Basic Dataset Output

dataset:
  save_as: "agent_dataset.jsonl"
  creation:
    num_steps: 20
    batch_size: 4
    sys_msg: false  # Agent formats typically don't need system messages

With Formatters

dataset:
  save_as: "agent_raw.jsonl"
  formatters:
    # Tool-calling format for training
    - name: "tool_calling"
      template: "builtin://tool_calling"
      output: "agent_tool_format.jsonl"
      config:
        system_prompt: "You are a function calling AI model."
        include_tools_in_system: true

    # Conversation format
    - name: "conversation"
      template: "builtin://conversation"
      output: "agent_conversation.jsonl"
      config:
        system_prompt: "You are a helpful assistant with tool access."

Multi-Turn Specific Configuration

Multi-Turn Agent Settings

data_engine:
  conversation_type: "agent_cot_multi_turn"

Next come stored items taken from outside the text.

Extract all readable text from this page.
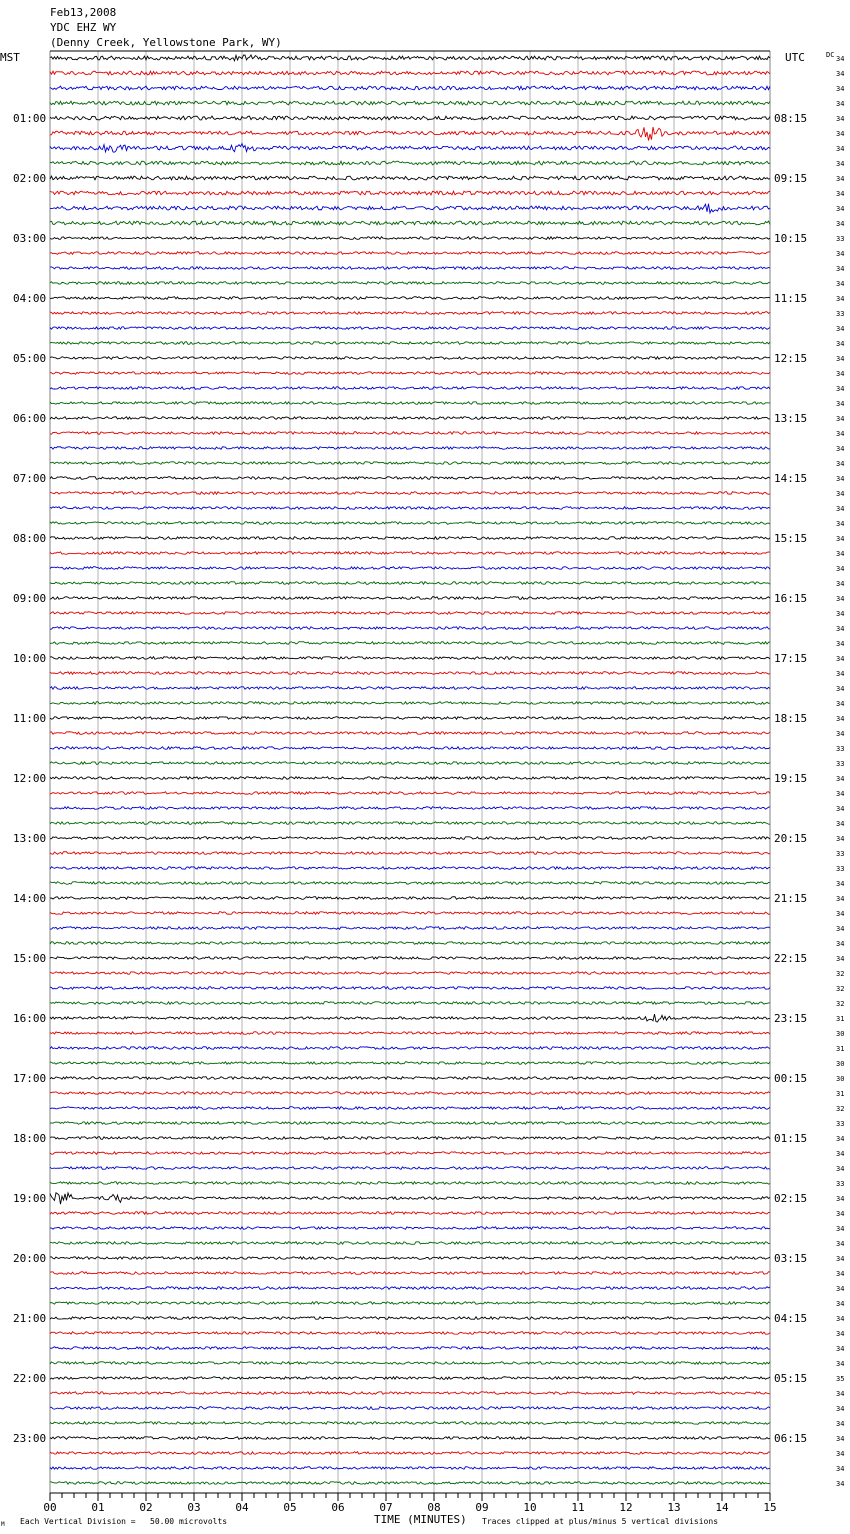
Feb13,2008
YDC EHZ WY
(Denny Creek, Yellowstone Park, WY)
MST	UTC	DC
01:00
02:00
03:00
04:00
05:00
06:00
07:00
08:00
09:00
10:00
11:00
12:00
13:00
14:00
15:00
16:00
17:00
18:00
19:00
20:00
21:00
22:00
23:00
08:15
09:15
10:15
11:15
12:15
13:15
14:15
15:15
16:15
17:15
18:15
19:15
20:15
21:15
22:15
23:15
00:15
01:15
02:15
03:15
04:15
05:15
06:15
34
34
34
34
34
34
34
34
34
34
34
34
33
34
34
34
34
33
34
34
34
34
34
34
34
34
34
34
34
34
34
34
34
34
34
34
34
34
34
34
34
34
34
34
34
34
33
33
34
34
34
34
34
33
33
34
34
34
34
34
34
32
32
32
31
30
31
30
30
31
32
33
34
34
34
33
34
34
34
34
34
34
34
34
34
34
34
34
35
34
34
34
34
34
34
34
00	01	02	03	04	05	06	07	08	09	10	11	12	13	14	15
M Each Vertical Division =   50.00 microvolts	TIME (MINUTES) Traces clipped at plus/minus 5 vertical divisions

  # Multi-turn specific parameters
  max_conversation_turns: 6     # Maximum conversation length
  context_retention: true       # Maintain context across turns

dataset:
  creation:
    sys_msg: true  # Multi-turn conversations can use system messages

Quality Control Parameters

Generation Quality

data_engine:
  temperature: 0.8              # Balance creativity and consistency
  max_retries: 3                # Retry failed generations
  reasoning_style: "general"    # or "mathematical", "logical"

  # Validation parameters
  min_tool_usage: 1             # Minimum tools per example
  max_tool_usage: 5             # Maximum tools per example
  require_reasoning: true       # Must include reasoning traces

Topic Quality

topic_tree:
  temperature: 0.7              # Moderate creativity for topic generation
  depth: 3                      # Sufficient depth for variety
  degree: 3                     # Good branching for coverage

Environment and Secrets

API Key Configuration

# Set via environment variables:
# OPENAI_API_KEY=your_key_here
# ANTHROPIC_API_KEY=your_key_here

data_engine:
  provider: "openai"
  # API key loaded automatically from environment

Advanced Provider Settings

data_engine:
  provider: "openai"
  model: "gpt-4o"

  # Advanced settings
  timeout: 60                   # Request timeout in seconds
  rate_limit: 100               # Requests per minute
  batch_size: 5                 # Concurrent requests

Complete Configuration Template

Here's a production-ready template:

# Agent Tool-Calling Production Configuration
dataset_system_prompt: "You are an AI assistant with systematic tool reasoning capabilities."

topic_tree:
  topic_prompt: "Professional scenarios requiring intelligent tool usage"
  provider: "openai"
  model: "gpt-4o-mini"
  temperature: 0.7
  depth: 3
  degree: 4

data_engine:
  generation_system_prompt: |
    Create realistic agent scenarios with detailed tool reasoning.
    Focus on systematic thinking and clear parameter construction.

  provider: "openai"
  model: "gpt-4o"
  temperature: 0.8
  max_retries: 3

  conversation_type: "agent_cot_tools"
  reasoning_style: "general"

  available_tools:
    - "get_weather"
    - "search_web"
    - "calculator"
    - "book_restaurant"
    - "analyze_stock"

  max_tools_per_query: 3
  tool_registry_path: "custom_tools.yaml"

dataset:
  creation:
    num_steps: 50
    batch_size: 10
    sys_msg: false

  save_as: "production_agent_dataset.jsonl"

  formatters:
    - name: "tool_calling"
      template: "builtin://tool_calling"
      output: "agent_tool_calling.jsonl"
      config:
        system_prompt: "You are a function calling AI model."
        include_tools_in_system: true

# Optional: Upload to Hugging Face
huggingface:
  repository: "your-username/agent-tool-dataset"
  tags: ["agent", "tool-calling", "reasoning", "cot"]

This configuration creates a comprehensive agent tool-calling dataset with proper tool reasoning, multiple output formats, and production-ready settings.